2.3 Nomograms for Penalized Cox Model Visualization
Although it is not essential to make predictions using graphs directly today, nomogram is still a simple yet effective graphical representation of linear models. Nomograms have been extensively used by clinicians when interpreting Cox regression models in clinical research and publications. All the baseline hazard functions were estimated using the Breslow estimator in hdnom. The rms package (Harrell, 2015) was utilized to create the nomogram visualizations for all types of models, and we used ordinary least squares to make the approximations needed for creating the mapping between the model coefficients and the coordinates in the nomogram.
2.4 Web Application and Application Maker
For users with less programming experience, we also offer an interactive web application (hdnom.io) which supports all features available in the R package. A reproducible report in PDF/HTML/Word formats can be generated and downloaded after necessary modeling steps are finished in the application, with the essential information for reproducing the modeling process. With the hdnom web application, users can also make direct survival probability predictions for new samples after a model was built. Furthermore, for users who prefer to publish their own model-based online prediction applications, such as (Rudloff et al., 2010), a web application maker is provided.
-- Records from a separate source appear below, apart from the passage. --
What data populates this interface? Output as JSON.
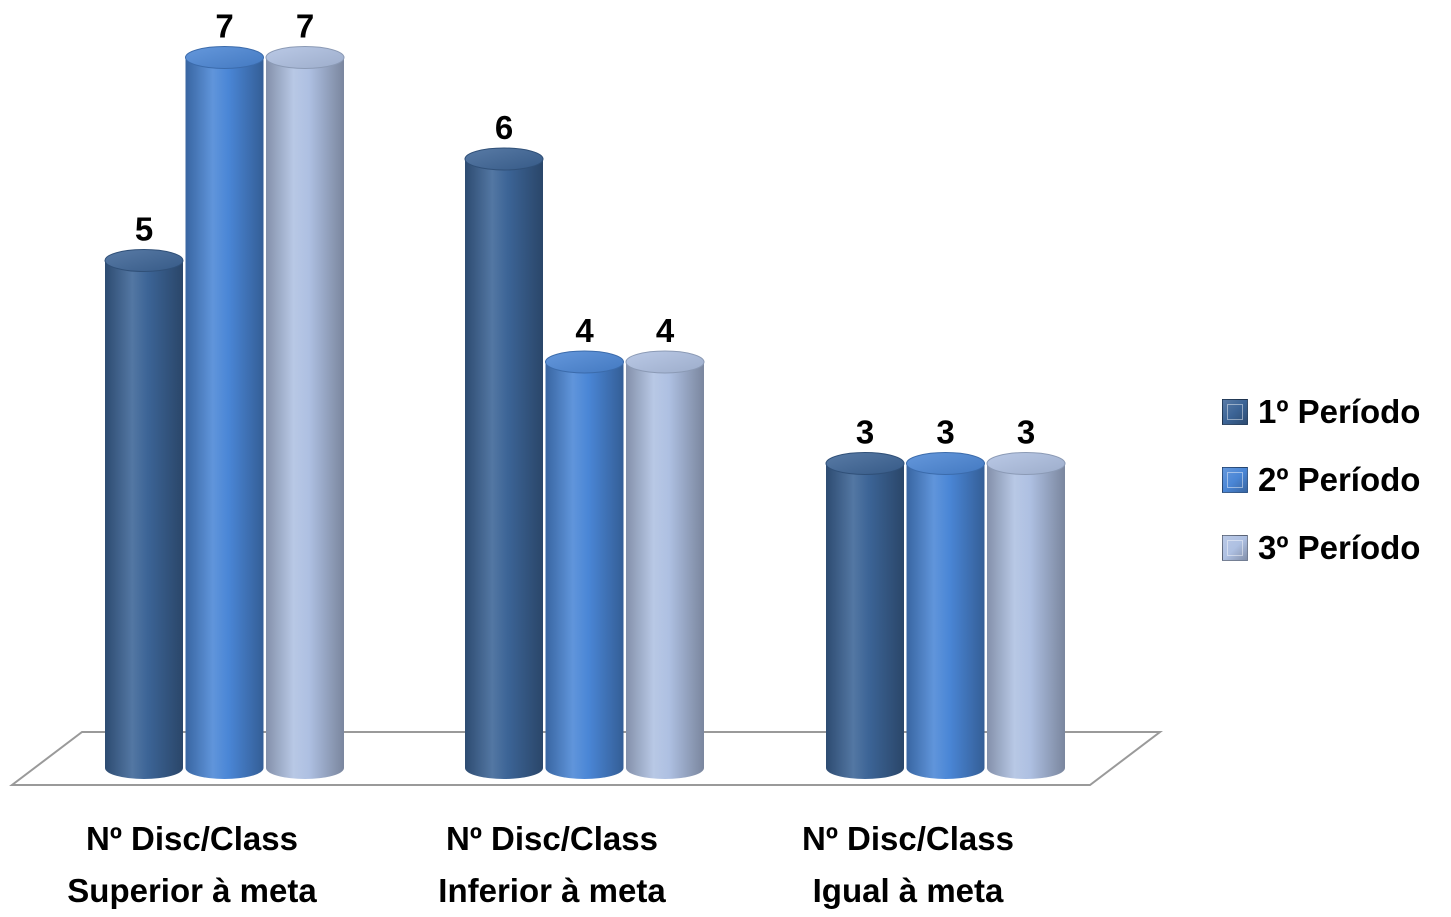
{
  "chart_data": {
    "type": "bar",
    "style": "3d-cylinder",
    "categories": [
      [
        "Nº Disc/Class",
        "Superior à meta"
      ],
      [
        "Nº Disc/Class",
        "Inferior à meta"
      ],
      [
        "Nº Disc/Class",
        "Igual à meta"
      ]
    ],
    "series": [
      {
        "name": "1º Período",
        "values": [
          5,
          6,
          3
        ],
        "color": "#3C6496"
      },
      {
        "name": "2º Período",
        "values": [
          7,
          4,
          3
        ],
        "color": "#4A86D6"
      },
      {
        "name": "3º Período",
        "values": [
          7,
          4,
          3
        ],
        "color": "#AEC0E2"
      }
    ],
    "data_labels": true,
    "ylim": [
      0,
      7
    ],
    "grid": false,
    "legend_position": "right"
  }
}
After downloading the built model object file from the hdnom web application, the application maker will help the users produce and serve their unique online prediction applications efficiently.
3 Conclusions
We anticipate that the survival models, visualizations, and disease-specific online prediction tools created by hdnom can help clinicians assess individualized risk factors, predict the likely outcomes of treatment, and make data-driven decisions on follow-up patient-tailored strategies. See supplement 2 for a hands-on tutorial for the R package, and supplement 3 for a reference manual with examples for all built-in functions in hdnom.
Funding
This work was supported by the National Natural Science Foundation of China [Grant No. 11271374].
Conflict of Interest
none declared.
Acknowledgements
We thank Prof. Matthew Stephens from Department of Human Genetics and Department of Statistics at the University of Chicago, Prof. Samuel Volchenboum, Dr. Jorge Andrade from Center for Research Informatics at the University of Chicago, Dr. Svetlana Ukraintseva from Duke University, and Dr. Liang Cheng from Indiana University for their suggestions on improving the software quality. We thank our collaborators at Peking University Cancer Hospital, Peking University People's Hospital, and Sun Yat-sen University Cancer Center for testing the web application and offering useful feedbacks. We also thank Dr. Yihui Xie and Dr. Garrett Grolemund from RStudio Inc. for providing help on hosting the web application.